Provision 52 (ac): Certain acts not to be in infringement of copyright include the observation, study or test of functioning of the computer programs in order to determine the ideas and principles which underlie any elements of the program while performing such acts necessary for the functions for which the computer program was supplied.  The following acts shall not constitute in infringement of copyright, namely:


The proposed amendment reads:

 52 (1) The following acts shall not constitute an infringement of copyrights, namely:  

(i)    (a) a fair dealing with a literary, dramatic, musical or artistic work not being a computer program for the purposes of:

(ii)    private use, including research

(iii)    Criticism or review, whether of that work or of any other work.

The exclusion of computer program in the proposed bill makes it unclear under what circumstances reverse engineering would be allowed.


We would recommend that for clarity purposes a specific clause be added to the act that details under what circumstances a person is allowed to reverse engineer a product for protection of their own privacy. 

How does the proposed exception for the disabled undermine privacy?

In India under the current Copyright Act, 1957 there are no provisions for the benefit of disabled persons, thus currently permission from copyright holders needs to be exclusively sought every time the visually challenged person requires access. Under the Constitution of India and the Berne Convention, India has committed to enshrining the rights of the disabled. 

Proposed Legislation

The proposed amendment of the Act will  grant compulsory license in respect of publication of any copyrighted works not covered by the exception under section  52 (1) (zb).

The Bill also proposes a board that would establish the credentials of the applicant and satisfy itself that the application has been made in good faith. This compromises the anonymity that most individuals enjoy when a disabled person tries to access a digital library.


We recommend that the proposed Bill limits the authentication process a disabled person must go through when accessing digital libraries, etc, and the extent to which records are to be kept of transaction  This will serve to protect the anonymity and privacy of disabled persons.

What is On the horizon?

As copyright and IP is a constantly evolving issue, countries are consistently amending and changing their laws. With the flow of peoples across borders increasing, Indians will be affected by different international policies that could pose to infringe upon their privacy, for example, cross border checks or three strike regimes.  

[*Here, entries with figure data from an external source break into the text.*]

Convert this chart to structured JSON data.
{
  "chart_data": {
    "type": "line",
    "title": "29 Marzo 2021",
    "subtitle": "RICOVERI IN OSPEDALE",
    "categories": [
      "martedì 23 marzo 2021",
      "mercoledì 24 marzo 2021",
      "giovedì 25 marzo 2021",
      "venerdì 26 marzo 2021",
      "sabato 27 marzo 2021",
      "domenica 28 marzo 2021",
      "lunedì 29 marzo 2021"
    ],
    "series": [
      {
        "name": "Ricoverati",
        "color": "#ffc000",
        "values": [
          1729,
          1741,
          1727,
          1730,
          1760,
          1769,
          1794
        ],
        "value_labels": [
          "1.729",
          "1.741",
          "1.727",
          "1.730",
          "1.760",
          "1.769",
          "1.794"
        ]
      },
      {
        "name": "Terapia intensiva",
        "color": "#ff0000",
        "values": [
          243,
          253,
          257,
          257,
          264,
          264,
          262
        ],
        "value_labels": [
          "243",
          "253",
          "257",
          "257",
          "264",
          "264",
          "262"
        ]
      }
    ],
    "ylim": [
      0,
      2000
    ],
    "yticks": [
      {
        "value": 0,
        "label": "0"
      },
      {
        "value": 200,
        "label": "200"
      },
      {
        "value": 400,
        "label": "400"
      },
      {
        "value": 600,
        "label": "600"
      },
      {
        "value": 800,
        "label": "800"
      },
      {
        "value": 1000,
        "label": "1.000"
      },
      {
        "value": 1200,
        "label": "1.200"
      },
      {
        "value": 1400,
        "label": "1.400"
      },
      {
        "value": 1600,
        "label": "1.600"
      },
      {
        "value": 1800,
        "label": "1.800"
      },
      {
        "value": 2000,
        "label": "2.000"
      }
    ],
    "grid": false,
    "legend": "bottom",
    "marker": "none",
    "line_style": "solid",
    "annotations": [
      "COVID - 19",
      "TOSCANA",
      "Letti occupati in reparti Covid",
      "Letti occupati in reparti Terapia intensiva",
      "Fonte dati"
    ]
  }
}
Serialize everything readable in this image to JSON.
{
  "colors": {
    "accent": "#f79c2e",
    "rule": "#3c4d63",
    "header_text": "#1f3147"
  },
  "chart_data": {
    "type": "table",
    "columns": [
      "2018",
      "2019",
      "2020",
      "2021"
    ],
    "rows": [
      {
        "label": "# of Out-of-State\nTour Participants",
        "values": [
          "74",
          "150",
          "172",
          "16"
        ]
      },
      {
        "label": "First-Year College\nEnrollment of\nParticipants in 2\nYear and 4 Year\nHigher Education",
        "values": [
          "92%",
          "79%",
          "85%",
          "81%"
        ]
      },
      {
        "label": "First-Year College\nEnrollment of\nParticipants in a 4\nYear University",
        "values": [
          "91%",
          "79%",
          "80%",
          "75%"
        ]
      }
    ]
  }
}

Examples of Proposed Legislation: The Anti- Counterfeiting Trade Agreement

ACTA is a proposed legislation with the objective to combat counterfeiting and piracy. Partners in the negotiations include the United States, Australia, Canada, the European Union, Japan, Mexico, Morocco, New Zealand, Singapore, South Korea and Switzerland. The treaty will oblige each Contracting Party to adopt, in accordance with its legal system, the measures necessary to ensure the application of the treaty. Though ACTA has not been enacted, many worry that ACTA would facilitate privacy violations by trademark and copyright holders against private citizens suspected of infringement activities without any sort of legal due process. The Act would allow for random searches of laptops, MP3 players, and cellular phones for illegally downloaded or ripped music and movies. 


We find that copyright infringement does not appear to justify a three strike regime or cross border searches.  ACTA and other international treaties raise the question that if India became compliant with certain international standards, the standards would be too stringent without safeguards, and pose as a risk to a person’s privacy.